The rare Apple-1 was one of hundreds that Apple founders Steve Jobs and Steve Wozniak cranked out in a garage in the late 1970s. It went up for auction at the Bonhams History of Science auction in New York and has now gone to live next to Model Ts in the Henry Ford Museum in Dearborn, Mich.
"It has actually been on our collecting plan for many, many years," Patricia Mooradian, president of The Henry Ford, said. "To have this Apple-1 is very important because our collection focuses on innovation, ingenuity, and resourcefulness, which are great American traditions."
The historic machine was expected to sell somewhere between and $300,000 and $500,000, but it left the auction at $750,000. With auction fees tagged on, the Apple-1 was sold to The Henry Ford for $905,000.
While more than 100 were put together, the Apple-1 that went to Dearborn was one of the first 50 the Apple founders assembled.
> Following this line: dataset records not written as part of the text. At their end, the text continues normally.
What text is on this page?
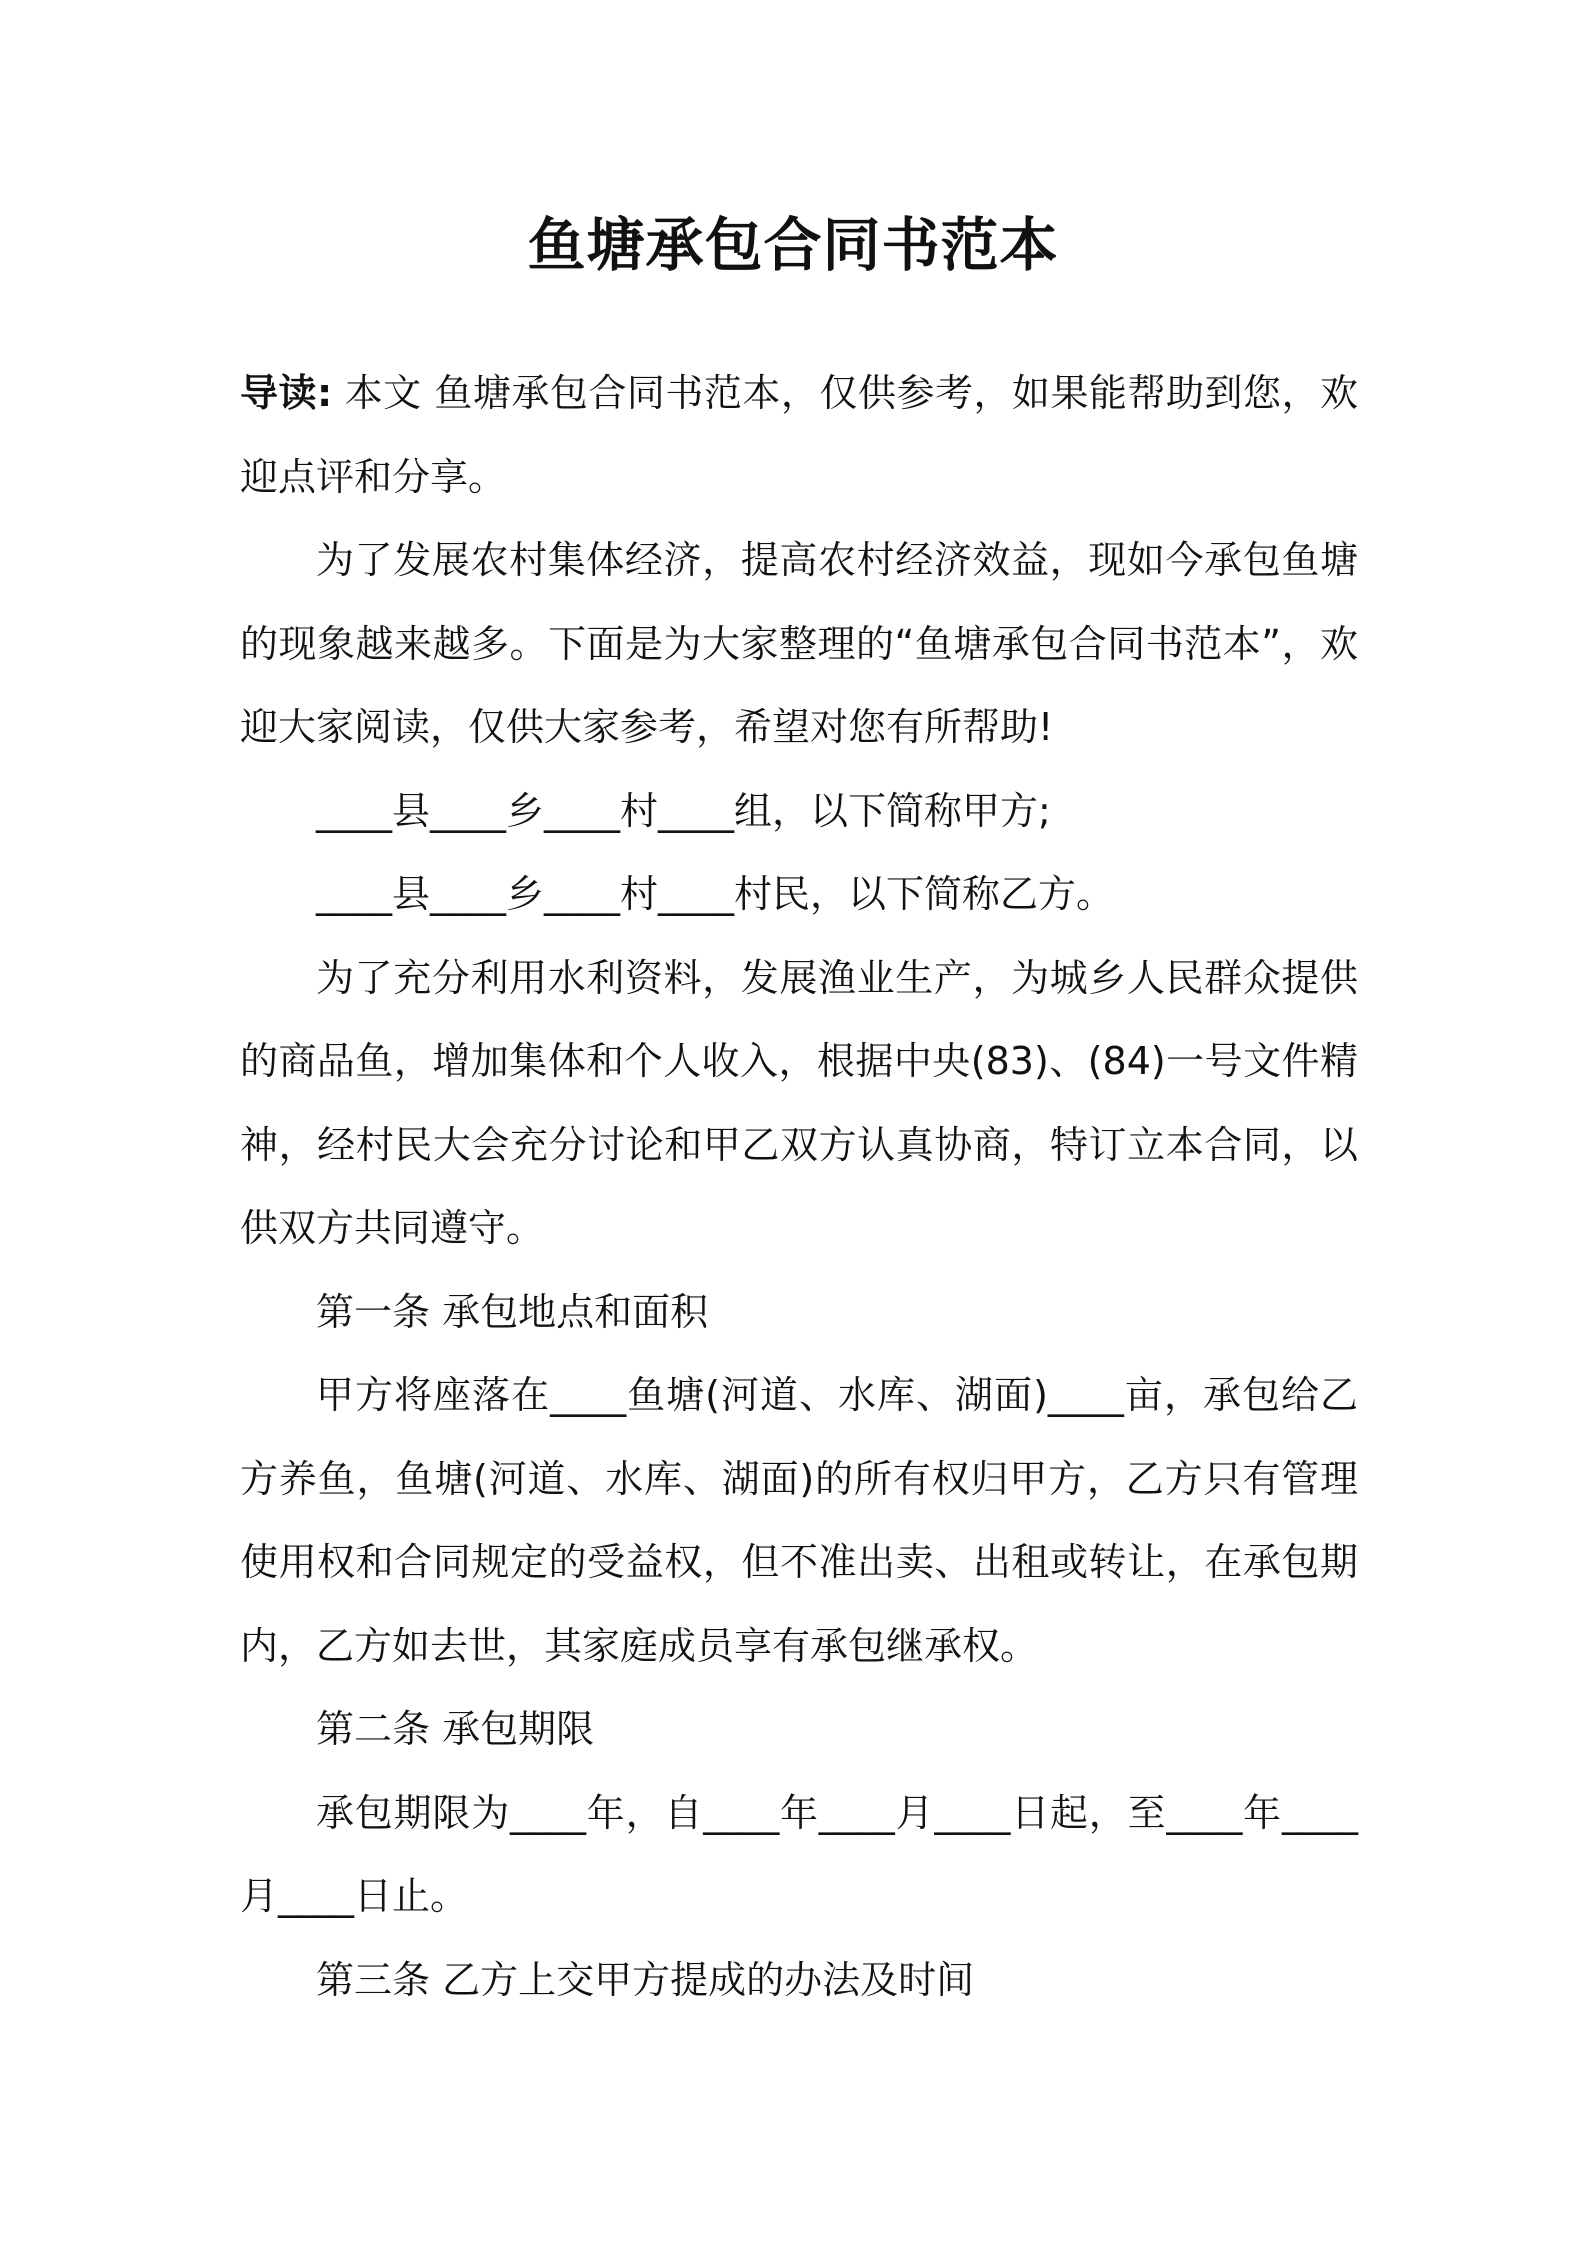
鱼塘承包合同书范本

导读: 本文 鱼塘承包合同书范本，仅供参考，如果能帮助到您，欢迎点评和分享。

为了发展农村集体经济，提高农村经济效益，现如今承包鱼塘的现象越来越多。下面是为大家整理的“鱼塘承包合同书范本”，欢迎大家阅读，仅供大家参考，希望对您有所帮助!

____县____乡____村____组，以下简称甲方;

____县____乡____村____村民，以下简称乙方。

为了充分利用水利资料，发展渔业生产，为城乡人民群众提供的商品鱼，增加集体和个人收入，根据中央(83)、(84)一号文件精神，经村民大会充分讨论和甲乙双方认真协商，特订立本合同，以供双方共同遵守。

第一条 承包地点和面积

甲方将座落在____鱼塘(河道、水库、湖面)____亩，承包给乙方养鱼，鱼塘(河道、水库、湖面)的所有权归甲方，乙方只有管理使用权和合同规定的受益权，但不准出卖、出租或转让，在承包期内，乙方如去世，其家庭成员享有承包继承权。

第二条 承包期限

承包期限为____年，自____年____月____日起，至____年____月____日止。

第三条 乙方上交甲方提成的办法及时间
Only 63 Apple-1 computers are said to survive to date, 15 of which were still in working order since 2000.
"The opportunity to acquire an Apple-1 is a rare one, given their low production numbers," said Kristen Gallerneaux, curator of communication and information technology at The Henry Ford. "The likelihood that a unit as complete as this will come up for auction is slender."
The Henry Ford looks at how artifacts will improve its ability to tell the important tales of American culture and the innovators who've starred in those stories, according to Mooradian.
"Similar to what Henry Ford did with the Model T, Steve Wozniak and Steve Jobs put technology directly in the hands of the people with the creation of the Apple-1, completely altering the way we work and live," said Mooradian. "The Apple-1 was not only innovative, but it is a key artifact in the foundation of the digital revolution."
While the computer that spawned iMacs and iPads found buyers, the chip that may have paved the way for Jobs' and Wozniak's innovations failed to find a home after it went up for auction in June. Bidding for the integrated circuit reached $850,000, but Texas Instruments stated it couldn't verify authenticity of the chip said to be Jack Kilby's original prototype.